Note: sourced from the published abstract and a secondary research summary rather than the full primary text, so this description is necessarily thinner on methodological specifics than most entries in this corpus. Examines a specific, underexplored lever for building durable psychological safety: whether leaders build it more effectively by seeking feedback (asking their team for input) or by sharing feedback (openly disclosing criticism they've already received about their own performance from others). Three studies build the case. In naturalistic data on CEOs, both feedback-seeking and feedback-sharing independently predicted board members' ratings of top-management-team psychological safety. The more consequential test is a longitudinal field experiment: leaders were randomly assigned to practice one behaviour or the other, and only feedback-sharing had a positive effect on psychological safety measured a full year later; feedback-seeking, despite being the behaviour most leadership advice emphasises, did not produce a lasting effect.

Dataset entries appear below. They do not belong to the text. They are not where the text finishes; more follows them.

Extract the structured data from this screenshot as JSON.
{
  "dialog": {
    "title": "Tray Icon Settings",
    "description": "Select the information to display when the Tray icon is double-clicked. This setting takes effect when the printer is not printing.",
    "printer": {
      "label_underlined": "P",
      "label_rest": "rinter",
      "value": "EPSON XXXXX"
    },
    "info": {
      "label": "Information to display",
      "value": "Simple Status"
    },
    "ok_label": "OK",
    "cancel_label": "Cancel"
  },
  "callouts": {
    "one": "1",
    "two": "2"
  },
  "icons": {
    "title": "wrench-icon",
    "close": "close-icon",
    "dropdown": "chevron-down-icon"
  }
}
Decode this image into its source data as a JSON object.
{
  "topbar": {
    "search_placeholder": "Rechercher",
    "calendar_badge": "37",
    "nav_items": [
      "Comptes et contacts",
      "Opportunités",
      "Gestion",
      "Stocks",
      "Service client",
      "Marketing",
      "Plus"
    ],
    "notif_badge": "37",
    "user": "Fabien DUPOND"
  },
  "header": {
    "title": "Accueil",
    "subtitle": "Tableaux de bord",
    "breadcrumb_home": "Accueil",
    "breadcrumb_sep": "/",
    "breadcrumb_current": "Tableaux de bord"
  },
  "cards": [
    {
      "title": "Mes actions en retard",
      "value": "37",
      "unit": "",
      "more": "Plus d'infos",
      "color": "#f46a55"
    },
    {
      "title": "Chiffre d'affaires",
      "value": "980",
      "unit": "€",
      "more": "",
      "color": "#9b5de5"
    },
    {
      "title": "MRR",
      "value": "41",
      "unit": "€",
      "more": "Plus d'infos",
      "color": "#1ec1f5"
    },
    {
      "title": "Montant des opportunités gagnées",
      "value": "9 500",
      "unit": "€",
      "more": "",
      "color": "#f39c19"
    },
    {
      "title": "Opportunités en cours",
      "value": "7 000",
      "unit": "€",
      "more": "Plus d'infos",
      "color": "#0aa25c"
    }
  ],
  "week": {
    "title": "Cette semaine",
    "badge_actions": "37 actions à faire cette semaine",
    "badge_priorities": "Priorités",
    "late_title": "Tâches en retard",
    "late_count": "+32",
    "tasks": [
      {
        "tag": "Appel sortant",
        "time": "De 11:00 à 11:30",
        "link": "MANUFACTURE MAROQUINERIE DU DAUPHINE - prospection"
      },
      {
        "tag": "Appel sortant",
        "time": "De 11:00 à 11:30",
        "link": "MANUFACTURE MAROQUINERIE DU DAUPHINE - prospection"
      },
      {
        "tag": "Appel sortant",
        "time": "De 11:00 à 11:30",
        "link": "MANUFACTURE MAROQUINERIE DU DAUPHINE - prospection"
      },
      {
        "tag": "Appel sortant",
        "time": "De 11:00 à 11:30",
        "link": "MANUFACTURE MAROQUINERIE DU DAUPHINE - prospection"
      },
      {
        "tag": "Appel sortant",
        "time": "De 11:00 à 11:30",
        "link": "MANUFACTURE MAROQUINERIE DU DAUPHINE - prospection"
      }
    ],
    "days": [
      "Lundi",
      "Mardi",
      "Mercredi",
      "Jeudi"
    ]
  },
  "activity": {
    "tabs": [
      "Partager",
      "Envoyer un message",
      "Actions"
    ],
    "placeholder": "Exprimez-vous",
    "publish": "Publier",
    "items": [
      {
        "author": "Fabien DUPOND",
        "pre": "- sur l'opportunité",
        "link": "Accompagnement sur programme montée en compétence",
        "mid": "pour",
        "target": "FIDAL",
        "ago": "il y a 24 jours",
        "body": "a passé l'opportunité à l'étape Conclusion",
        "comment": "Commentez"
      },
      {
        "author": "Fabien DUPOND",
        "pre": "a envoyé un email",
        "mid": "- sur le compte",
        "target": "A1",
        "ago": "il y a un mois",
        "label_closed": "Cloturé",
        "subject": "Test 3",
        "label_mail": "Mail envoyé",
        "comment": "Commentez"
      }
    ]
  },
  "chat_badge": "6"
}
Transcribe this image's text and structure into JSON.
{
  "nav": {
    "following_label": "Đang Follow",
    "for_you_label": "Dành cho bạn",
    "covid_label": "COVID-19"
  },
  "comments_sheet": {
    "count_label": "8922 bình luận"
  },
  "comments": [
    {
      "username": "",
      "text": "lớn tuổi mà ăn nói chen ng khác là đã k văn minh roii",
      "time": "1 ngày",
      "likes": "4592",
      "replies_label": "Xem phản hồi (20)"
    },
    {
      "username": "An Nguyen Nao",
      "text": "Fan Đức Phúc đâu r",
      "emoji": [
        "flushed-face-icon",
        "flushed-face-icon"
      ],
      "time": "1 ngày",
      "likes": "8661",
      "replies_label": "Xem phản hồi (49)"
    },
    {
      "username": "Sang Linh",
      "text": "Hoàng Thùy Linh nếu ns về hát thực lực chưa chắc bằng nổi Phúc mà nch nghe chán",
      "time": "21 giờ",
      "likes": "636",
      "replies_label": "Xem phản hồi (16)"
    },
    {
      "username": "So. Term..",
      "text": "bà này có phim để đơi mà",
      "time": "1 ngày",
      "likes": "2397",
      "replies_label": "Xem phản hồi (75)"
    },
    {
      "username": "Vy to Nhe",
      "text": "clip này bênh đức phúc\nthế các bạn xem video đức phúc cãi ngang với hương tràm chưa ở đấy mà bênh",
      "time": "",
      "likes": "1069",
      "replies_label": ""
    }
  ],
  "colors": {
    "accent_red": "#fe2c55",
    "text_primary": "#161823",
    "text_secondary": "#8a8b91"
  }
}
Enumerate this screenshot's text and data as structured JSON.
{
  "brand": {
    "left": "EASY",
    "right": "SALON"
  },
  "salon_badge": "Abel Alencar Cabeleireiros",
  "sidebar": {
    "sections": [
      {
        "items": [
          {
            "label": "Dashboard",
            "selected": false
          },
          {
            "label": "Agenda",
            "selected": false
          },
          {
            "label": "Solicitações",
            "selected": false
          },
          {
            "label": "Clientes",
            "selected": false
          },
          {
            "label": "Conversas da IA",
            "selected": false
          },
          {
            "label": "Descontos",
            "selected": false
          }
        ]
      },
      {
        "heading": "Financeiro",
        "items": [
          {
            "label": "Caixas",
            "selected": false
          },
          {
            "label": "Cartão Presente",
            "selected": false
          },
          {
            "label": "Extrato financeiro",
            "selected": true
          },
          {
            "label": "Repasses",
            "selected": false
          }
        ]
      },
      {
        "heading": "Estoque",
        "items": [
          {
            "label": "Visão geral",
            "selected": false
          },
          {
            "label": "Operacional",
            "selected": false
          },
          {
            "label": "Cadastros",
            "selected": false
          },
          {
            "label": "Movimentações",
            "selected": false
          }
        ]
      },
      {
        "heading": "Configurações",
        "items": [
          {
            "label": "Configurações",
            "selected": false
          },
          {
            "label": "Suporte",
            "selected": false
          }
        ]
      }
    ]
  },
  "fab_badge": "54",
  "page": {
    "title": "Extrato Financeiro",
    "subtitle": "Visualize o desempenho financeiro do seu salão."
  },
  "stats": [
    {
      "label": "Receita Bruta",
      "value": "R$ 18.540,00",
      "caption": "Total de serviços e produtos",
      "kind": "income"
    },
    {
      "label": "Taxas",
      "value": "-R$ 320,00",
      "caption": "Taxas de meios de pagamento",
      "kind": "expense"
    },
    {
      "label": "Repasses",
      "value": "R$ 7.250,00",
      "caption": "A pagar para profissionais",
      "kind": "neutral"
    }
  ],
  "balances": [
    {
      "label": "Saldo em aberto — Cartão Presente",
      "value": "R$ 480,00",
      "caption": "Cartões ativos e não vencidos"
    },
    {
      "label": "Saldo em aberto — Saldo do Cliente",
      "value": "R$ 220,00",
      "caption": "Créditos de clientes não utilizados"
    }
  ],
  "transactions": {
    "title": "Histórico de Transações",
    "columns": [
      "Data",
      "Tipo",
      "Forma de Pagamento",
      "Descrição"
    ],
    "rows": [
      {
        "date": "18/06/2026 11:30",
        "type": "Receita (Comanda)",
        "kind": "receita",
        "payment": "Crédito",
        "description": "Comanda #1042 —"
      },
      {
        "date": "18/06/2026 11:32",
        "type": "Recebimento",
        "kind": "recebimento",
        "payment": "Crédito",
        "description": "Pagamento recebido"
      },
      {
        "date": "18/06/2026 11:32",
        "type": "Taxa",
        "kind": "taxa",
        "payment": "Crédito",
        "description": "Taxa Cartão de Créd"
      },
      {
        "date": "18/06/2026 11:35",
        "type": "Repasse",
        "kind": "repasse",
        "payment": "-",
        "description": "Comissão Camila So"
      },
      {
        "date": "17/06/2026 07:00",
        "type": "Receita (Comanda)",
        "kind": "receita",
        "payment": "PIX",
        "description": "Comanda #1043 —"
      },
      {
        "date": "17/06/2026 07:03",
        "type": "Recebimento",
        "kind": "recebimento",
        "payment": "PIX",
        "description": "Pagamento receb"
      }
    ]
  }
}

A follow-up round of qualitative interviews with leaders and employees two years on explains why the two behaviours diverged so sharply over time. Feedback-seeking opened a moment of vulnerability, but it tended to dissolve: leaders sometimes responded defensively to what they heard, or simply didn't visibly act on it, and the practice lost credibility once employees noticed nothing was changing as a result of speaking up. Feedback-sharing worked differently: because a leader disclosing criticism they'd personally received was a public, on-the-record act of vulnerability, it created a kind of social commitment to keep doing it, and employees reciprocated by offering more of their own honest feedback in turn, which gave the leader more concrete, actionable material to work with and built a habit of mutual accountability that proved durable. A further finding worth flagging directly: leaders who shared criticism they'd received did not damage their own reputation for competence by doing so, addressing a natural worry that public vulnerability costs a leader authority. The practical implication complicates a lot of standard leadership advice, which tends to treat 'ask more questions' as the primary behavioural lever for building psychological safety: this research suggests that disclosure, not just solicitation, may be the more durable route, and that the two aren't interchangeable substitutes for each other.